Гамаш улыбнулся и быстро пошел к машине – его лицо сразу же начал схватывать мороз. Петров вернулся в теплую гостиную, проводил взглядом машину, которая исчезла за углом, потом снова посмотрел на яркий новый мир, спрашивая себя, как же можно было быть таким глупцом. Он порылся в ящиках, нашел ручку и чистую рождественскую открытку. Написав короткое послание, он отправился в Сен-Реми на поиски почтового ящика.
– Останови-ка машину, – сказал Гамаш.
Бовуар нажал на тормоза и посмотрел на шефа. Гамаш сидел на пассажирском сиденье и глядел в окно, чуть шевеля губами и прищурившись. Через минуту он закрыл глаза, улыбнулся и покачал головой:
– Мне нужно поговорить с Кей Томпсон. Завези-ка меня в Уильямсбург, а сам возвращайся в Три Сосны, возьми «Лев зимой» и отвези Кларе Морроу. Попроси ее – пусть скажет, что у нее на уме. Она поймет.
Бовуар развернул машину к Уильямсбургу.
Гамаш только что сообразил, что имела в виду Клара во время их оборвавшегося разговора, и если она права, то это многое может объяснить.
– «В жопу папу римского?»
Гамаш и мысли не мог допустить, что когда-нибудь произнесет такие слова, даже в форме вопроса. Особенно в форме вопроса.
– Они так говорили.
Кей посмотрела на него своими голубыми проницательными глазами, однако теперь в них появилось какое-то новое выражение. Усталость. Рядом с ней на диване сидела с прямой спиной Эмили Лонгпре и внимательно слушала, глядя на свою подругу.
– Почему? – спросила его Кей.
Он, конечно, постоянно задавал себе этот вопрос, а вот теперь кто-то задавал этот вопрос ему. У него возникло впечатление, что он чего-то не понимает, что какой-то подтекст остается недоступным ему.

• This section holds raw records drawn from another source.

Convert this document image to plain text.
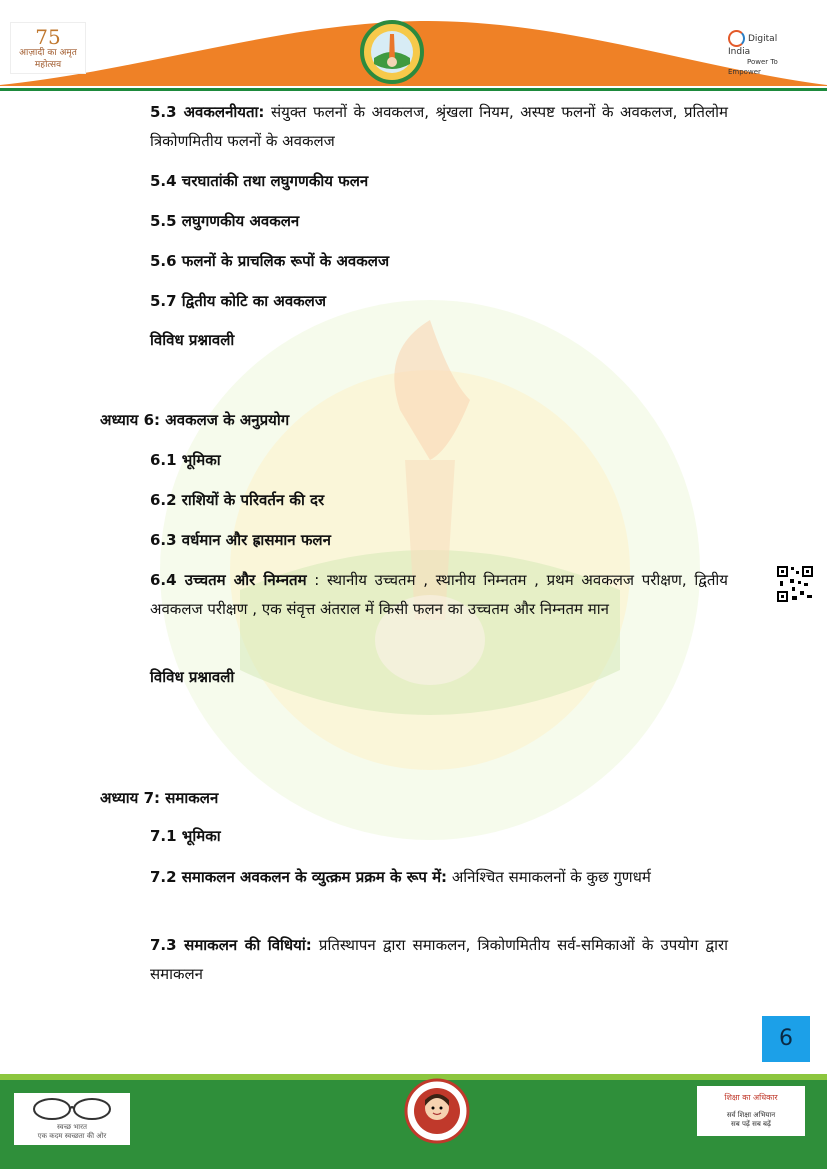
75
आज़ादी का अमृत महोत्सव
Digital India
Power To Empower
5.3 अवकलनीयता: संयुक्त फलनों के अवकलज, श्रृंखला नियम, अस्पष्ट फलनों के अवकलज, प्रतिलोम त्रिकोणमितीय फलनों के अवकलज
5.4 चरघातांकी तथा लघुगणकीय फलन
5.5 लघुगणकीय अवकलन
5.6 फलनों के प्राचलिक रूपों के अवकलज
5.7 द्वितीय कोटि का अवकलज
विविध प्रश्नावली
अध्याय 6: अवकलज के अनुप्रयोग
6.1 भूमिका
6.2 राशियों के परिवर्तन की दर
6.3 वर्धमान और ह्रासमान फलन
6.4 उच्चतम और निम्नतम : स्थानीय उच्चतम , स्थानीय निम्नतम , प्रथम अवकलज परीक्षण, द्वितीय अवकलज परीक्षण , एक संवृत्त अंतराल में किसी फलन का उच्चतम और निम्नतम मान
विविध प्रश्नावली
अध्याय 7: समाकलन
7.1 भूमिका
7.2 समाकलन अवकलन के व्युत्क्रम प्रक्रम के रूप में: अनिश्चित समाकलनों के कुछ गुणधर्म
7.3 समाकलन की विधियां: प्रतिस्थापन द्वारा समाकलन, त्रिकोणमितीय सर्व-समिकाओं के उपयोग द्वारा समाकलन
6
स्वच्छ भारत
एक कदम स्वच्छता की ओर
शिक्षा का अधिकार
सर्व शिक्षा अभियान
सब पढ़ें सब बढ़ें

Он задумался на мгновение, глядя в панорамное окно ее скромной комнаты в доме престарелых. Из окна открывался чудесный вид на Лак-Брюм. Солнце клонилось к закату, и длинные тени гор лежали на озере так, что часть его ослепляла ярким светом, а другая часть лежала в темноте, словно инь и ян. Постепенно резкость теневых переходов исчезала, и он увидел мальчишек в траншее с глазами, полными ужаса. Им приказали сделать немыслимое, и они немыслимым образом собирались сделать это.
– Не могу понять. Они думали, что слова могут убивать, – неторопливо произнес Гамаш, размышляя вслух при виде этих беззащитных, беззащитно юных мальчишек, готовящихся к смерти.
Что может подвигнуть на такое? Смог бы он? Одно дело – не задумываясь ввязаться в какое-то опасное предприятие, и совсем другое – ждать, и ждать, и ждать, зная, что тебе предстоит. И в конечном счете сделать это. Без всякой цели. Ничего этим не достигнув.
– Это смешно. Сколько бы ты ни кричал «В жопу папу римского», ты этим не убьешь ни одного немца. Что человек использует в качестве оружия? Что вы делаете, когда убийца стреляет в вас? Бежите следом за ним с криком «Tabernacle!», «Sacré!», «Chalice!»? Я надеюсь, что никогда не попаду в такую ситуацию с вами. Merde[83]
.Гамаш рассмеялся. Его проницательный комментарий не произвел никакого впечатления. И она, вероятно, была права. Он никак не мог понять, почему молодые люди на Сомме кричали эти слова.
– У меня есть фотографии, и я хочу, чтобы вы обе их посмотрели.
Он разложил фотографии Сола на столе.